The new IAEA assessment is all the more striking given the distinctly counterproductive role the IAEA has traditionally played in the international debate over Iran's atomic effort. Under the direction of Egyptian diplomat par excellence Mohammed ElBaradei, the organization busied itself with all manner of issues, nuclear and otherwise, while giving short shrift to the strategic logic underpinning the ayatollahs' enduring interest in the bomb. In the process, the organization and its famous head came to be seen as something less than an honest broker in the international effort to prevent the Islamic Republic from going nuclear. (Depending on how you view it, Mr. ElBaradei's confession last year that he thought the Iranian regime may indeed be striving for nuclear weapons status after all was either a true change of heart, a savvy burnishing of his legacy, or an effort to bolster his credentials ahead of a possible bid for the Egyptian presidency.)
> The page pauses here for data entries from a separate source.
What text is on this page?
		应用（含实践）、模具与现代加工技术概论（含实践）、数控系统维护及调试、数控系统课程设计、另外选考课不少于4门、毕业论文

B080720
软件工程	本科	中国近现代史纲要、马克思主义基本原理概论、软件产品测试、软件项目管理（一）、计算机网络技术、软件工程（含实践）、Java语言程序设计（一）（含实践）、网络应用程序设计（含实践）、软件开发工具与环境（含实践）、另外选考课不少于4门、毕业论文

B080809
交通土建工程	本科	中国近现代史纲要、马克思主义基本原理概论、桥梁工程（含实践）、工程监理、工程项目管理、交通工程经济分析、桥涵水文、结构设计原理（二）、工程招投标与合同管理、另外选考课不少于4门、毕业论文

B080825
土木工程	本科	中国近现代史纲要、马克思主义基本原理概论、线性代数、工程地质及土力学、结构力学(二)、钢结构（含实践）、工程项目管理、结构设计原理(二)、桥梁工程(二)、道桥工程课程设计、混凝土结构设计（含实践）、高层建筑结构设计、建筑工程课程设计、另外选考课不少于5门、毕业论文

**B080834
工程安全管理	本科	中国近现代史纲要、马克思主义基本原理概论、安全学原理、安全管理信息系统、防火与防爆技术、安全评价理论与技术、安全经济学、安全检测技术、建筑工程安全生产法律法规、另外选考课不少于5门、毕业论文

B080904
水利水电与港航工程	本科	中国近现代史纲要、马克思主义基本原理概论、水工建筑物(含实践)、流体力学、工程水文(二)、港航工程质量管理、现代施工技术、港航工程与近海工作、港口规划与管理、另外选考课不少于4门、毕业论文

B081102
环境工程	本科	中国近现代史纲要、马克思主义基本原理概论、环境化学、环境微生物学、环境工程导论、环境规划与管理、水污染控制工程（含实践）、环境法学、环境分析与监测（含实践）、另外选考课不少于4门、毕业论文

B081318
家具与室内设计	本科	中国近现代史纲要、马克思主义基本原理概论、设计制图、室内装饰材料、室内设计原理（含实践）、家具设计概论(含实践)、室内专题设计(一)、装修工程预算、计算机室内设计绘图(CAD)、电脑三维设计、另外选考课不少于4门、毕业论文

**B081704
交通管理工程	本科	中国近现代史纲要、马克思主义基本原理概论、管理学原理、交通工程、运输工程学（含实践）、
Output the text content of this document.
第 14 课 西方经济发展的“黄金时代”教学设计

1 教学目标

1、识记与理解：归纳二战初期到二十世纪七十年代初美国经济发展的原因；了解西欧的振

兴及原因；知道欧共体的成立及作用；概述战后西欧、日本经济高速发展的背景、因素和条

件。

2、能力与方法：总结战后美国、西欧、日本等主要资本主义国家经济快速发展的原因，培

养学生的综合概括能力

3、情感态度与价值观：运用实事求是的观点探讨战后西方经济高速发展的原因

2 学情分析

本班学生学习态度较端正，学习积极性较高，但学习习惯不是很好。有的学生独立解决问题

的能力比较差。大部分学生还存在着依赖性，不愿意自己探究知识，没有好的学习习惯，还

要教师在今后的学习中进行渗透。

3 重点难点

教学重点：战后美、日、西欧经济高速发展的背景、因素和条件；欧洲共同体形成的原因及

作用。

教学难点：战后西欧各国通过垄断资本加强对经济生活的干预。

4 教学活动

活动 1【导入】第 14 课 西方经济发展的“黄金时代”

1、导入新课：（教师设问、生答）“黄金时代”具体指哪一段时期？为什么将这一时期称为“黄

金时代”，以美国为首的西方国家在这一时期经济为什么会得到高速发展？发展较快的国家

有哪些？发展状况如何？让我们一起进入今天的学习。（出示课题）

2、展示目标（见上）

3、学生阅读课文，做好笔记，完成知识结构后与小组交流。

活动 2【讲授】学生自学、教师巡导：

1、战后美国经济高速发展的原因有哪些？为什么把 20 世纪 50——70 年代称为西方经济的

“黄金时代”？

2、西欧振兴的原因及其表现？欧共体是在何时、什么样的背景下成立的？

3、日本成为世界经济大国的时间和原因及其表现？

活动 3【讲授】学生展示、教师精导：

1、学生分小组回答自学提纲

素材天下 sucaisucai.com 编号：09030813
All of which makes the IAEA's latest critical look at Iran's nuclear program all the more devastating for Iran - and helpful to the West. More than two months after President Obama's informal year-end deadline for "engagement" with the Iranian regime, momentum is building within the Capital Beltway for serious economic sanctions against Iran. A wide range of measures - from the sweeping ban on Iran's gasoline imports favored by Congress to the more "targeted" sanctions against Iranian financial interests and actors embraced by the White House - is now on the table. The common denominator in all of these, however, is leverage.
Simply put, Washington does not have much. After three decades of embargo, trade between the U.S. and the Islamic Republic is minimal; in 2009, the bilateral trade balance between the United States and Iran stood at less than $250 million, according to the U.S. Census Bureau. America's coalition partners, by contrast, have much more.
Europe, for example, wields considerable power vis-a-vis the Iranian regime. Two-way trade between the Islamic Republic and EU states is estimated to have surpassed $10 billion last year, and Iran is reliant on Europe for nearly 40 percent of its high technology needs. Increasingly, moreover, countries there are putting their money where their mouths are, and curtailing their commercial dealings with Iran. In recent weeks, a spate of European companies - including Italy's ENI and Germany's Siemens - have begun to rethink future trade with Tehran. These decisions have been further buttressed by the evolving European position toward the Islamic Republic. The European Parliament is said to have recently begun lobbying telecommunications firms like Nokia and Siemens to sever economic ties to Tehran entirely over its violations of human rights and censorship practices in the wake of last summer's contested presidential election.
The IAEA's new, more sober reading of Iran's nuclear intentions should serve to reinforce these trends, and help to add new members to the emerging international consensus regarding the need to isolate Iran. If it does, Mr. Amano's tenure as the IAEA's director general could already be considered more successful than that of his predecessor.